Le parole dell’androide lasciarono interdetta la Corte e turbarono perfino la coscienza del Commissario Hadley, il quale fingendo di versarsi nuovamente da bere indicò distrattamente l’uscita.
"Può andare signor Data, la ringrazio per la sua testimonianza."
L’androide ammiccò tentando disperatamente d’imitare un sorriso umano, rendendosi conto dell’inutilità del tentativo senza alcun indugio rispose.
"Di nulla signore, sono sempre a sua disposizione, deve solo convocarmi e sarò ben lieto di fugare qualsiasi ulteriore dubbio lei potesse avere in merito a questa missione, in effetti si potrebbero postulare anche altre soluzioni alternative che implicherebbero tuttavia interazioni quantistiche…."
Il Commissario Hadley tremò al solo pensiero che quell’androide presuntuoso iniziasse una discussione accademica proprio in quella sede, annuendo con maggior vigore indicò nuovamente il capitano Picard.
"Ho capito signor Data, se sarà il caso discuteremo le sue teorie metafisiche…adesso può andare, grazie."
"Prego." rispose semplicemente il Secondo Ufficiale raggiungendo compiaciuto il suo compagno.

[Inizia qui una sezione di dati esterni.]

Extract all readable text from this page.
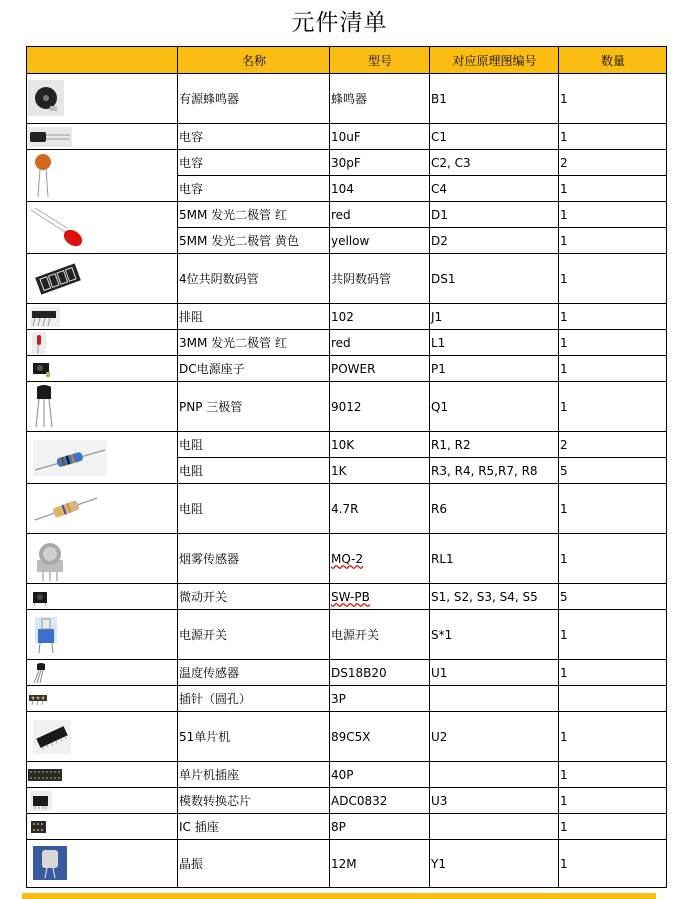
元件清单
	名称	型号	对应原理图编号	数量

	有源蜂鸣器	蜂鸣器	B1	1

	电容	10uF	C1	1

	电容	30pF	C2, C3	2
	电容	104	C4	1

	5MM 发光二极管 红	red	D1	1
	5MM 发光二极管 黄色	yellow	D2	1

	4位共阴数码管	共阴数码管	DS1	1

	排阻	102	J1	1

	3MM 发光二极管 红	red	L1	1

	DC电源座子	POWER	P1	1

	PNP 三极管	9012	Q1	1

	电阻	10K	R1, R2	2
	电阻	1K	R3, R4, R5,R7, R8	5

	电阻	4.7R	R6	1

	烟雾传感器	MQ-2	RL1	1

	微动开关	SW-PB	S1, S2, S3, S4, S5	5

	电源开关	电源开关	S*1	1

	温度传感器	DS18B20	U1	1

	插针（圆孔）	3P		

	51单片机	89C5X	U2	1

	单片机插座	40P		1

	模数转换芯片	ADC0832	U3	1

	IC 插座	8P		1

	晶振	12M	Y1	1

Uscendo dal salone Picard emise un profondo sospiro di sollievo.
"Lo sa? Lei sarebbe stato un ottimo avvocato signor Data, probabilmente l’unico impedimento alla sua brillante carriera è rappresentato dal semplice fatto che lei non è in grado di mentire."
"Ne è proprio certo capitano?"
"Più che certo signor Data. Comunque, grazie per l’aiuto."
"Prego." ripeté meccanicamente l’androide non comprendendo appieno perché ultimamente tutti lo volessero ringraziare per dei banali atteggiamenti di base della sua programmazione interna.
Notando lo sfinimento del capitano preferì soprassedere, si ripromise tuttavia di chiedere ulteriori spiegazioni al suo amico Geordi La Forge una volta risalito a bordo dell’Enterprise.